Notably, the mortgage servicing rights (MSR) valuations have come down chiefly because of the low mortgage rates and anticipation of increased prepayments (via prepayment models).  This is simple to understand. Any time a consumer goes for prepayment, the MSR owner becomes fearful of asset evaporation. The threat can be reversed though if a servicer can seize back the evaporating asset through the refinance process. 

While the big lenders still get to seize back a large part of prepaid assets, it goes all downhill for the smaller issuers. The prepayment sword keeps hanging on their neck. The rule of the game is as follows. Real Estate Investment Trusts will keep buying loans. IMBs will keep creating loans. But if as an end-investor or a tiny issuer, you are not in the position to refinance a prepaid asset, you should come out of the market before it gets worse for you. 

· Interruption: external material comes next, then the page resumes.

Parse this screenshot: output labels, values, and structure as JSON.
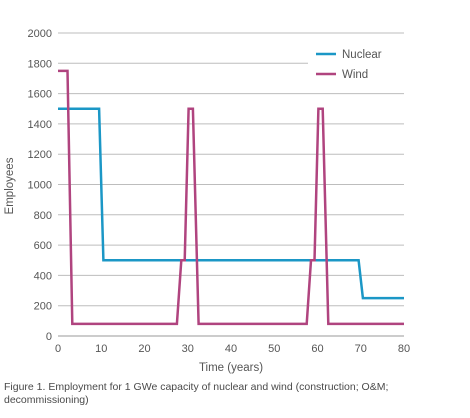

This perhaps is the reason why the big banks go for an early buyout (strategic or leveraged) of government-sponsored loans before refinancing them and holding the loan in their portfolio or selling it to MBS. It may be a decent bet in the current situation to focus on the large non-bank issuers that are making and recapturing fresh MSRs in the portfolio at bottomed-out valuations.